As when I first began looking at cars in this class to replace my well-aged '94 Integra LS, I still think the RSX Type-S is the class leader. There are other cars that do certain things better while falling short elsewhere, but I think the RSX has a balance unmatched by competitors. Were Honda able to address a few of the shortcomings, the car would be just about perfect. The list of problems I've had are very minor, in my opinion, and it's likely that a few of them wouldn't have surfaced if I didn't use the car for autocrossing and track events.

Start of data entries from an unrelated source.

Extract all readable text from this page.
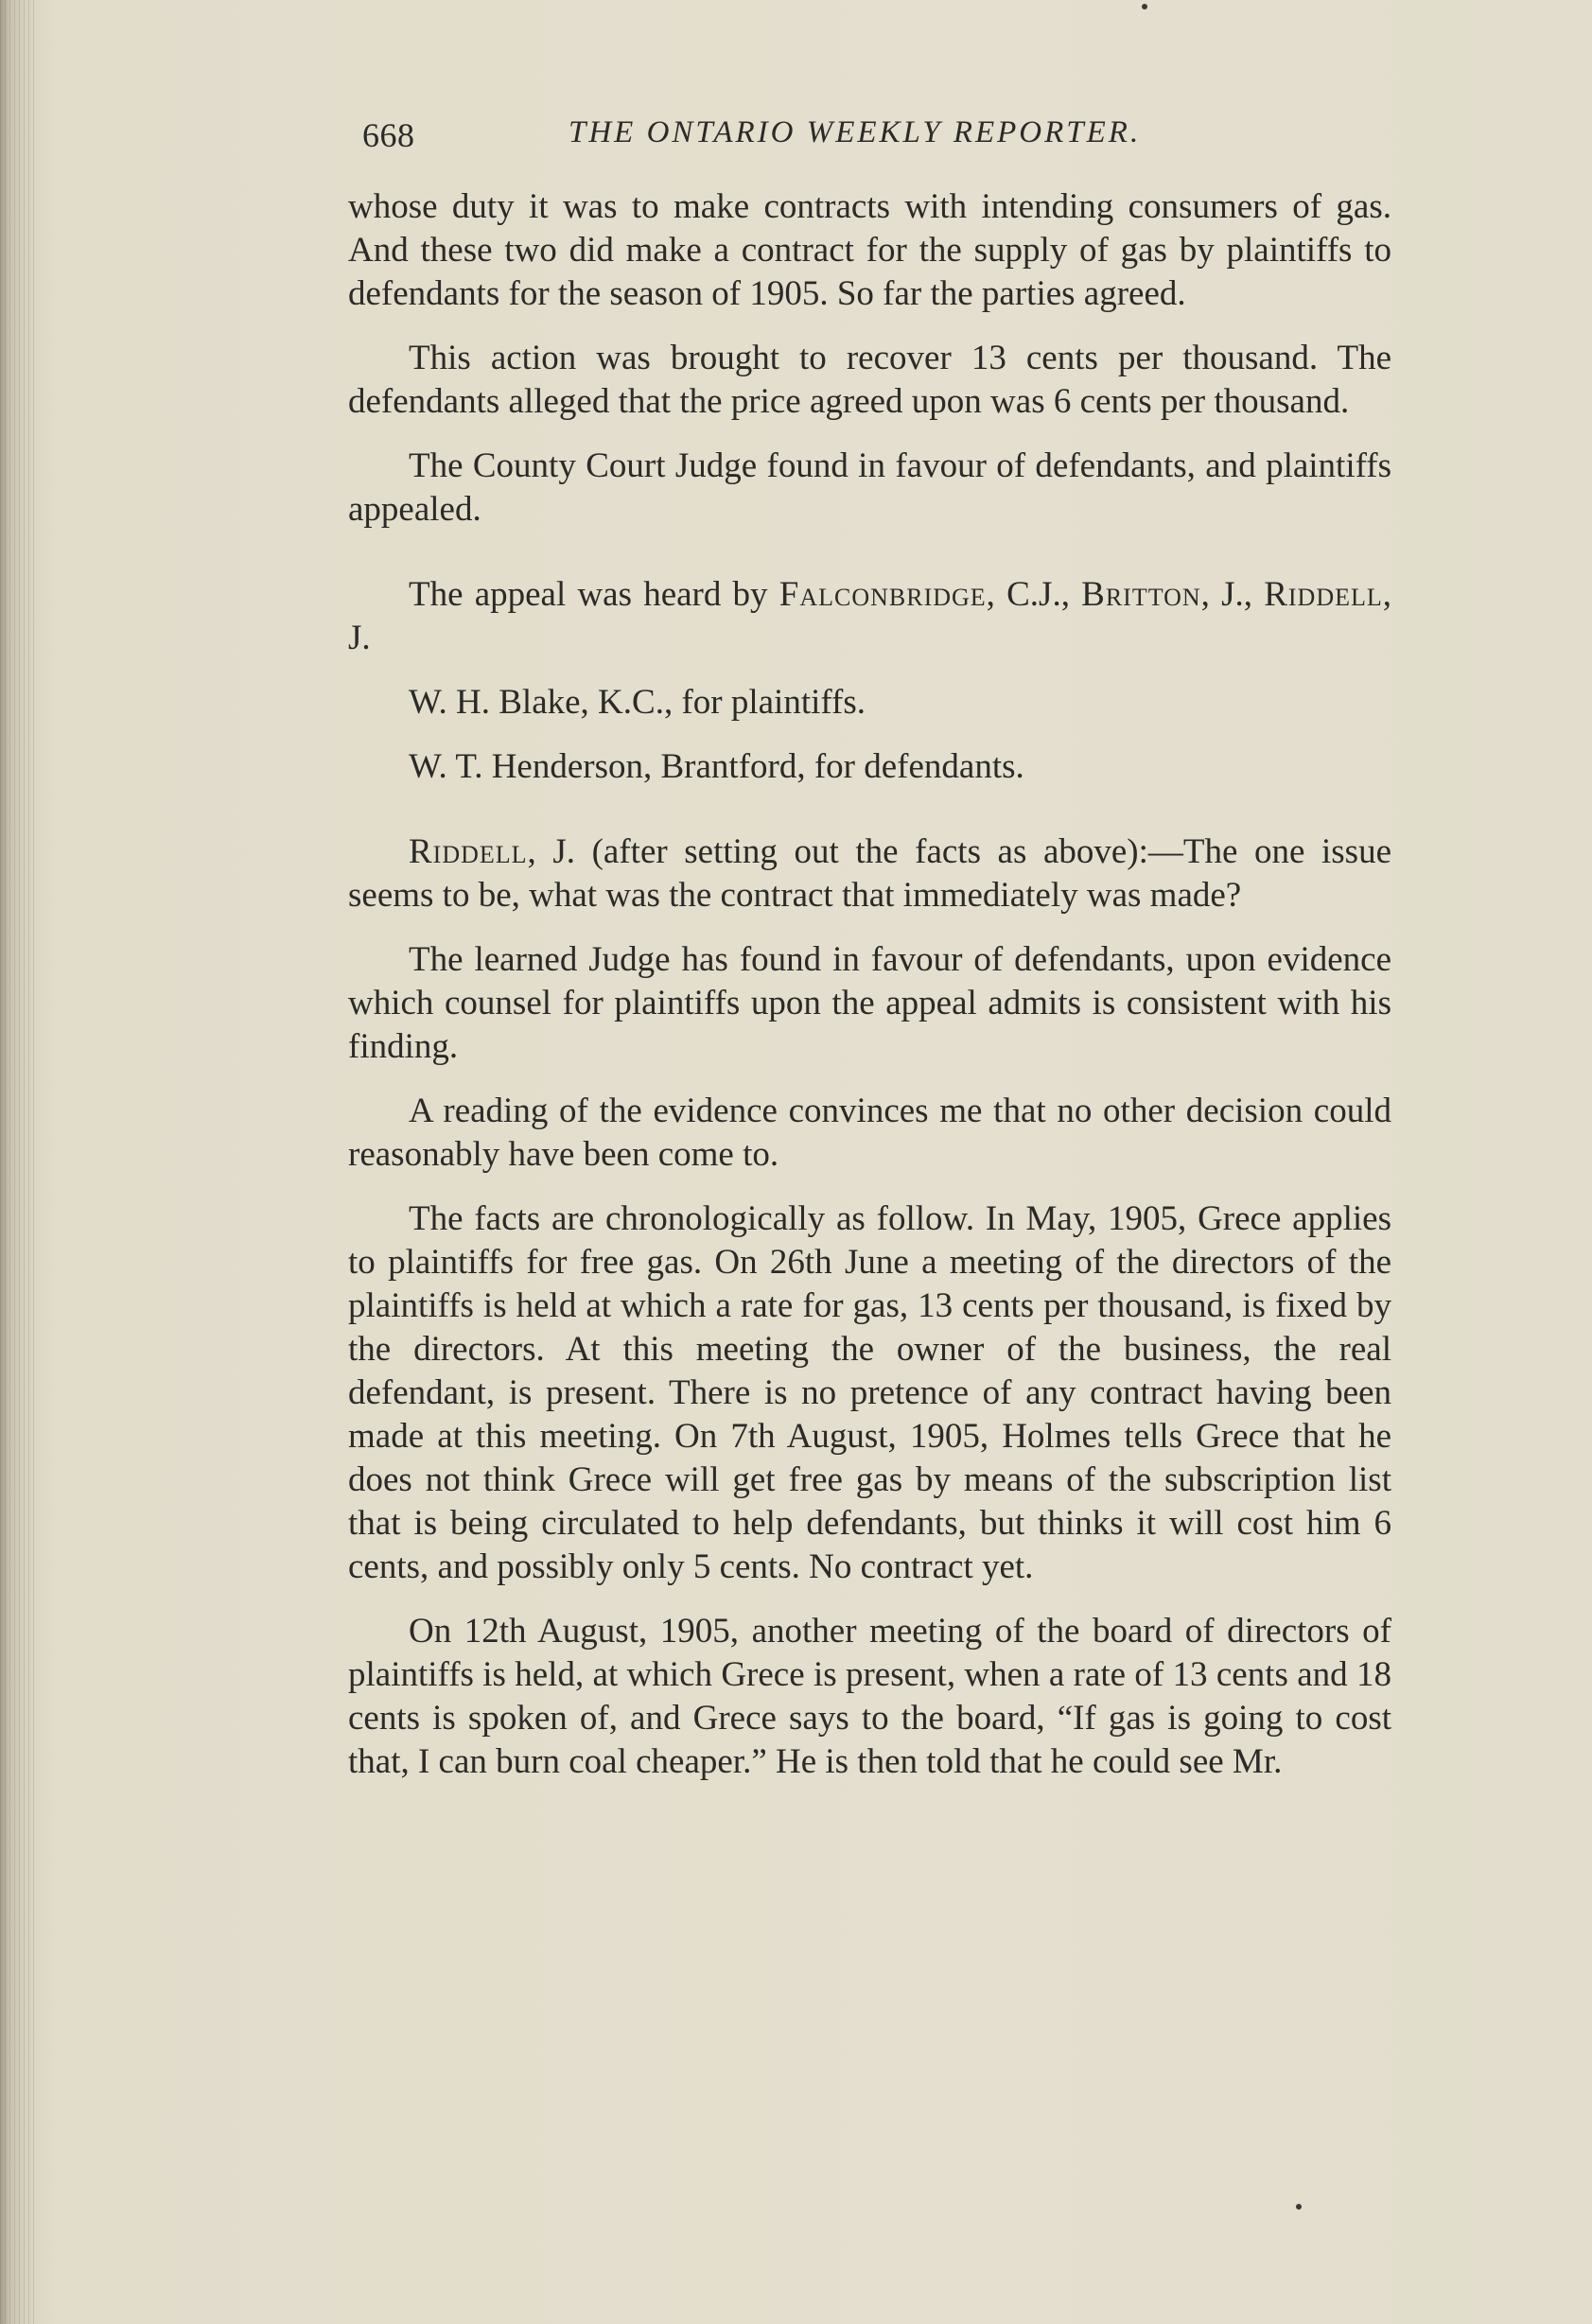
668	THE ONTARIO WEEKLY REPORTER.

whose duty it was to make contracts with intending consumers of gas. And these two did make a contract for the supply of gas by plaintiffs to defendants for the season of 1905. So far the parties agreed.

This action was brought to recover 13 cents per thousand. The defendants alleged that the price agreed upon was 6 cents per thousand.

The County Court Judge found in favour of defendants, and plaintiffs appealed.

The appeal was heard by Falconbridge, C.J., Britton, J., Riddell, J.

W. H. Blake, K.C., for plaintiffs.

W. T. Henderson, Brantford, for defendants.

Riddell, J. (after setting out the facts as above):—The one issue seems to be, what was the contract that immediately was made?

The learned Judge has found in favour of defendants, upon evidence which counsel for plaintiffs upon the appeal admits is consistent with his finding.

A reading of the evidence convinces me that no other decision could reasonably have been come to.

The facts are chronologically as follow. In May, 1905, Grece applies to plaintiffs for free gas. On 26th June a meeting of the directors of the plaintiffs is held at which a rate for gas, 13 cents per thousand, is fixed by the directors. At this meeting the owner of the business, the real defendant, is present. There is no pretence of any contract having been made at this meeting. On 7th August, 1905, Holmes tells Grece that he does not think Grece will get free gas by means of the subscription list that is being circulated to help defendants, but thinks it will cost him 6 cents, and possibly only 5 cents. No contract yet.

On 12th August, 1905, another meeting of the board of directors of plaintiffs is held, at which Grece is present, when a rate of 13 cents and 18 cents is spoken of, and Grece says to the board, “If gas is going to cost that, I can burn coal cheaper.” He is then told that he could see Mr.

We're anxiously awaiting the revised 2005 version to see what it brings to the table. While we certainly hope it ups the ante, the sad ending to this story is that I'm willing to bet the coveted Type-R corrects 90% of the above problems at the expense of little. I'd be willing to accept more noise, vibration, and harshness (NVH) from less sound deadening material, a stiffer suspension, harder bushings, and lower profile tires. I can live without a sunroof when an 8500 RPM redline replaces it. Lower fuel mileage? When the weight is lowered, I don't care. I'm not sure that a slightly freshened RSX with a couple of minor tweaks would make me upgrade, but offering a full-blown Japanese-spec Type-R would cause me to put down a deposit immediately. If a Type-R were available here in the US, you'd have to pry the grin off my face with a blowtorch. While the Type-S is decent, by comparison, it's nothing but your girlfriend's younger, hotter sister: a tease.